Guardrails keep you sane: set daily caps, minimum ROAS thresholds, and automated kill switches for flopping ads. Hold a fresh control group to measure brand lift and prevent cannibalization of organic growth. Check cadence: if frequency climbs too fast, pull back brand spend and refresh creatives.
End every sprint with a single decision: scale, iterate, or kill. Track three metrics per pool (cost per test, lift rate, and incremental conversions) and log results in one shared dashboard. With clear splits and sensible sequencing, you can chase both growth and goodwill—then actually sleep at night.
Treat every campaign like a duet: brand and performance should be singing the same song, not trading solos. Build a single scorecard that marries Brand Lift with CAC, view-through and engagement — and you'll stop the tug-of-war between awareness teams and growth teams.

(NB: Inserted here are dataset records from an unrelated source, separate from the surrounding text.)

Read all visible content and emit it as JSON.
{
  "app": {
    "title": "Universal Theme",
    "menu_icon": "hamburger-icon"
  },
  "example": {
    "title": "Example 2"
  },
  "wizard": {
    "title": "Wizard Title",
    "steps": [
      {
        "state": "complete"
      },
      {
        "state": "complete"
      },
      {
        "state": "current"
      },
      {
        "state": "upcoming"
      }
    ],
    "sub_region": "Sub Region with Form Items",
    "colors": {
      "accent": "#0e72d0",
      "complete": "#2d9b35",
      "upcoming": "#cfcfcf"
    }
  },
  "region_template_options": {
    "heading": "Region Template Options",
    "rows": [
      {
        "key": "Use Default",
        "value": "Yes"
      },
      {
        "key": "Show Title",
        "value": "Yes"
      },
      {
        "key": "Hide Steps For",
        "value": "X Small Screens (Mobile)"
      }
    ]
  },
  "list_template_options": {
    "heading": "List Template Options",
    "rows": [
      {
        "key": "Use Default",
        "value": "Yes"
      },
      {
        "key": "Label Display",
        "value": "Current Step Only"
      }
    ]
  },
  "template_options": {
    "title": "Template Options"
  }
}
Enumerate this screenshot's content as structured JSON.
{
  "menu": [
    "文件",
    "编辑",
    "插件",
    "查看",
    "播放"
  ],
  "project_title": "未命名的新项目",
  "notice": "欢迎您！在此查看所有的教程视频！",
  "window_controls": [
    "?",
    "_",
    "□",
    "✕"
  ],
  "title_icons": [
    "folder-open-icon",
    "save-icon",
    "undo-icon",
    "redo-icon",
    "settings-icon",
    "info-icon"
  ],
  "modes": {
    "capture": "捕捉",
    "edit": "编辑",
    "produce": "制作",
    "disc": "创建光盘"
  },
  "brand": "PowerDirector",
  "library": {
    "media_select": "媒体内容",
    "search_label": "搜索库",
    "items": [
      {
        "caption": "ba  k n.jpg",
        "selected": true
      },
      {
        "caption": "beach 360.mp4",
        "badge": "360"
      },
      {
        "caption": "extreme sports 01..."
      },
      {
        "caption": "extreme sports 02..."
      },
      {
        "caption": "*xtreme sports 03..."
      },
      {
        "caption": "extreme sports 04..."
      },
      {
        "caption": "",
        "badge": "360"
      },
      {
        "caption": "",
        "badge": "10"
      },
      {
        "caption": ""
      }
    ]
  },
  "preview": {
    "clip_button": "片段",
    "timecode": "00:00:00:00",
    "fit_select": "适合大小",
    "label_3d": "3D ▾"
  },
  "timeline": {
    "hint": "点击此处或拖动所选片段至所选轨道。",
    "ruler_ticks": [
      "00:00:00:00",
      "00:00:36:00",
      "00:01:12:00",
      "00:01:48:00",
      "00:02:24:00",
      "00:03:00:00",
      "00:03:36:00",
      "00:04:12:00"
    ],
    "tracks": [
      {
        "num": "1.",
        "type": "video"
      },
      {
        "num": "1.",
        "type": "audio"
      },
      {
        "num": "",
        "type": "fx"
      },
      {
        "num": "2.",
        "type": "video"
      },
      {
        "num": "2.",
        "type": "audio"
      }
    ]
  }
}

Start by mapping outcomes to time horizons: Brand Lift, awareness and recall feed long-term LTV; CAC, CPA and conversion rate drive immediate growth. Normalize each metric to a 0–100 scale (percentiles or z-scores) so a 30% lift in recall plays fair against a $10 drop in CAC.
Then pick weights that match strategy: for product-market-fit plays tilt toward performance; for new launches favor brand. Combine into a single composite like a Weighted Brand-Performance Index (WBPI) = sum(weight_i * normalized_metric_i). Track it weekly, but inspect components daily so creativity isn't sacrificed for short-term efficiency.
Make the scorecard operational: wire it to dashboards, bake it into campaign tests, and set guardrails so a spike in clicks can't masquerade as brand health. Run creative A/Bs with WBPI as a north star and suddenly you're optimizing both — no more choosing.